Выбрать главу

Он полагал, что человек, будучи одинок, не может ни мыслить, ни чувствовать. А люди этого не понимают, огораживают себя стенами – вот отчего происходят все невзгоды. Везде царит разногласие. Все люди перепутались. Нужен был человек, который дал бы верный тон, и тогда все запели бы истинную песню жизни.

Повторяю, что я не передаю ничего своего. Я лишь делюсь с вами теми соображениями, которые родились во мне, судя по произведениям Уилсона, по моему знакомству с ним и по тому влиянию, которое он своей личностью оказывал на других.

Он был непоколебимо убежден в том, что человек не может мыслить в одиночестве. И если человек мыслит одним лишь умом, не принимая в расчет тела, то это ведет к смятению. Истинное понимание жизни создается, как пирамида. Сперва мысли одного человека должны проникнуться духом и плотью другого, любимого человека, а потом уже душа и тело всех других людей в мире сольются в буйном и гигантском потоке. Что-то в этом роде.

Вам, может быть, это кажется чрезвычайно запутанным? Или, возможно, наоборот, – ваш мозг яснее моего и вам представляется весьма простым то, что я нахожу ужасно трудным!

Заметьте, что на мне лежит обязанность нырять в море чужих мотивов и импульсов – которые, сознаюсь, к тому же не всегда ясны для меня.

Этот Уилсон полагал, что для выявления своей души в поэзии он должен найти женщину, которая могла бы безвозвратно и не задумываясь отдаться ему плотью – и из их союза должна родиться красота для всего мира. Следовало только найти женщину, одаренную такой силой – и эта сила не должна быть осквернена себялюбием, насколько я понимаю.

Как видите, он был эгоистом неизмеримой глубины.

И он нашел то, что искал, в жене канзасского аптекаря.

Он набрел на эту женщину и словно что-то сделал с нею. Не знаю, что именно, но факт тот, что она была безмерно счастлива с ним.

Он стремился к тому, чтобы воплотить в поэмы свою и ее душу и тело. Несомненно, что в одной из приведенных здесь поэм он именно и говорит о том, чтобы спрессовать население целого города в одно лицо и любить его.

Можно смело сказать про него, что он сильный человек, я бы сказал даже, возмутительно сильный. И по мере чтения вы убедитесь в том, что он захватил меня в свою власть и заставил служить своим целям.

И эту женщину он тоже захватил и держал в своей власти. Он хотел владеть ею целиком и без оговорок – как, пожалуй, все мужчины желают этого, но не смеют, – и он владел ею.

Возможно также, что и она была в своем роде жадной любовницей, а он любил ее и днем и ночью, когда они были вместе и врозь.

Я уже признался вам, что сам разбираюсь во всем этом вслепую. Я хочу выразить словами то, что чувствую не в себе и не в словах горбуньи, которая стоит на полу на коленях и смотрит в замочную скважину, а в другом.

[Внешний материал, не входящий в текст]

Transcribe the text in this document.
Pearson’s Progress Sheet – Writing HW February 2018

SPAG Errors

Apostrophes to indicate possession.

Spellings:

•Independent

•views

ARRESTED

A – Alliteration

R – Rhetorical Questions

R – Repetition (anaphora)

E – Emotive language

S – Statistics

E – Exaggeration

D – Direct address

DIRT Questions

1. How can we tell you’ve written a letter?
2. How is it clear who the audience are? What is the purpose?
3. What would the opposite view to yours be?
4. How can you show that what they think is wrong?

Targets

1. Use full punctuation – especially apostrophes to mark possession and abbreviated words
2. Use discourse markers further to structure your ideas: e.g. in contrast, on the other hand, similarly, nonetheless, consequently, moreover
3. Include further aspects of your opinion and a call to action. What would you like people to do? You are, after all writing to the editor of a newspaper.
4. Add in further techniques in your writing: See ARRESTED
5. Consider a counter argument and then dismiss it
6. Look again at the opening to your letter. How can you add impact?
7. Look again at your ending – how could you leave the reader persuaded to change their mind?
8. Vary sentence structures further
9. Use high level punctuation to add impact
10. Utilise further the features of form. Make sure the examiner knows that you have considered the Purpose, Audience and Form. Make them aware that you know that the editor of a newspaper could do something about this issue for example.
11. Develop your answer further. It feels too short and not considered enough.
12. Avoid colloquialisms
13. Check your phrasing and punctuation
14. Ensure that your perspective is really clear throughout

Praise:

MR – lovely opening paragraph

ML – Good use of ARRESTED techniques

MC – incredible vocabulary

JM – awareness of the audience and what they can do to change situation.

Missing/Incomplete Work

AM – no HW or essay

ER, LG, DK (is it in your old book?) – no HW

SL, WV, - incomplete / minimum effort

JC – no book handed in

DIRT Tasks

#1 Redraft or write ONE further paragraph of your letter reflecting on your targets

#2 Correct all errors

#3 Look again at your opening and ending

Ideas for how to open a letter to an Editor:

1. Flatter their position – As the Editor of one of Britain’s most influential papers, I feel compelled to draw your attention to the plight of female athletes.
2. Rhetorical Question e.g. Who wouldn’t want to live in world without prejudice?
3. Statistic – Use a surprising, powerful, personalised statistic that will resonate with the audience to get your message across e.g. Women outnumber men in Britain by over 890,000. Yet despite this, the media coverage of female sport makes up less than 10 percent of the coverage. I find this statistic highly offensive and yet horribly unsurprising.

Горбунья тоже подпала под власть Уилсона. Она тоже любила его – в этом не могло быть сомнения. В ее комнате было темно и грязно. На полу, где она стояла, скопился толстый слой пыли.

Горбунья говорила, что Уилсон работал или ходил по комнате взад и вперед, мимо женщины, сидевшей у окна, и на ее лице, в ее глазах было особенное выражение.

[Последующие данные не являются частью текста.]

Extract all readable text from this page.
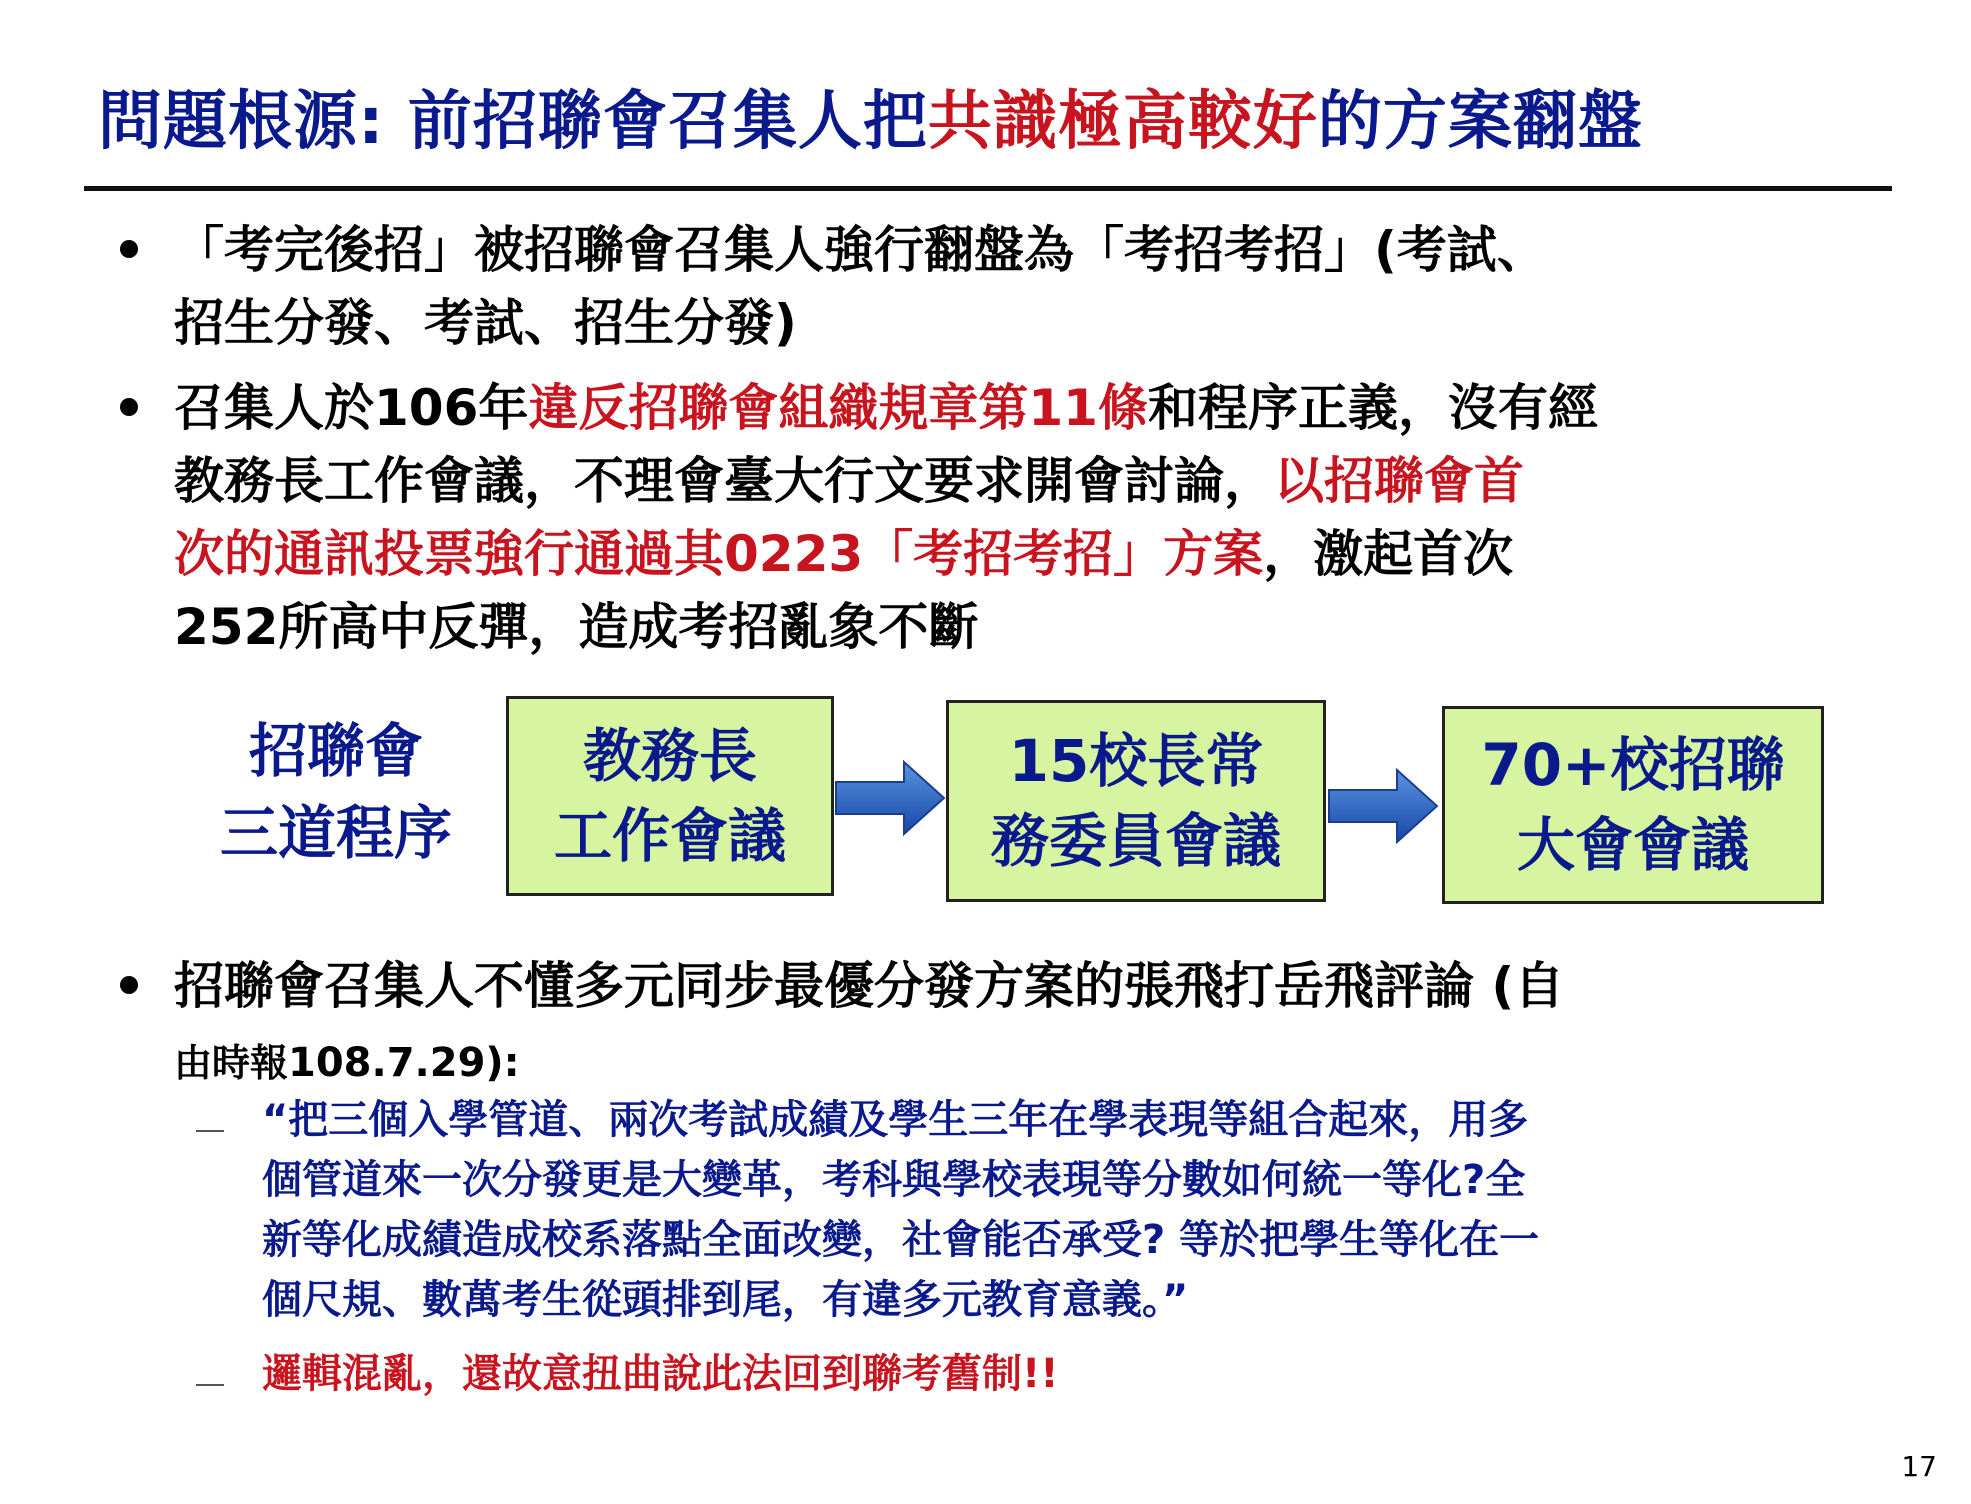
問題根源: 前招聯會召集人把共識極高較好的方案翻盤
「考完後招」被招聯會召集人強行翻盤為「考招考招」(考試、
招生分發、考試、招生分發)
召集人於106年違反招聯會組織規章第11條和程序正義，沒有經
教務長工作會議，不理會臺大行文要求開會討論，以招聯會首
次的通訊投票強行通過其0223「考招考招」方案，激起首次
252所高中反彈，造成考招亂象不斷
招聯會
三道程序
教務長
工作會議
15校長常
務委員會議
70+校招聯
大會會議
招聯會召集人不懂多元同步最優分發方案的張飛打岳飛評論 (自
由時報108.7.29):
“把三個入學管道、兩次考試成績及學生三年在學表現等組合起來，用多
個管道來一次分發更是大變革，考科與學校表現等分數如何統一等化?全
新等化成績造成校系落點全面改變，社會能否承受? 等於把學生等化在一
個尺規、數萬考生從頭排到尾，有違多元教育意義。”
邏輯混亂，還故意扭曲說此法回到聯考舊制!!
17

Он не переставал говорить ей о своей любви, но так абстрактно, так объективно, что это походило на объяснение в любви всему миру. Но как же это было возможно, если эта женщина была настолько же воплощением плоти, насколько он был воплощением духа.

Если вы не находите в этом смысла, то, по крайней мере, его находила горбунья, а она ведь была необразованная девушка и не претендовала на особый дар понимания.

Она стояла в пыли на коленях и в конце концов начала чувствовать, что этот человек, в присутствии которого она никогда не бывала и с которым никогда не входила в соприкосновение, ей тоже объясняется в любви.

И это, я бы сказал, ее вполне удовлетворяло. Ради этого стоило жить.

В большой комнате, где жил Уилсон со своей женой, случались некоторые мелкие происшествия, о которых стоит упомянуть.

Однажды в дождливый, душный июньский день горбунья подсматривала в замочную скважину, стоя на полу на коленях. Уилсон и его жена находились в большой комнате.

Она для кого-то стирала белье, а так как на улице нельзя было развешивать из-за дождя, то она натянула веревку через комнату и развесила его тут же.

Когда она уже покончила с бельем, вошел Уилсон. Он подошел к столу, сел и принялся писать.

Через несколько минут он встал и начал ходить по комнате и один раз задел щекой штуку белья.

Он, однако, продолжал расхаживать по комнате, разговаривая с женщиной, но по пути стал снимать все белье, перекидывая его через руку; затем он подошел к выходной двери и сбросил белье вниз, на грязный двор.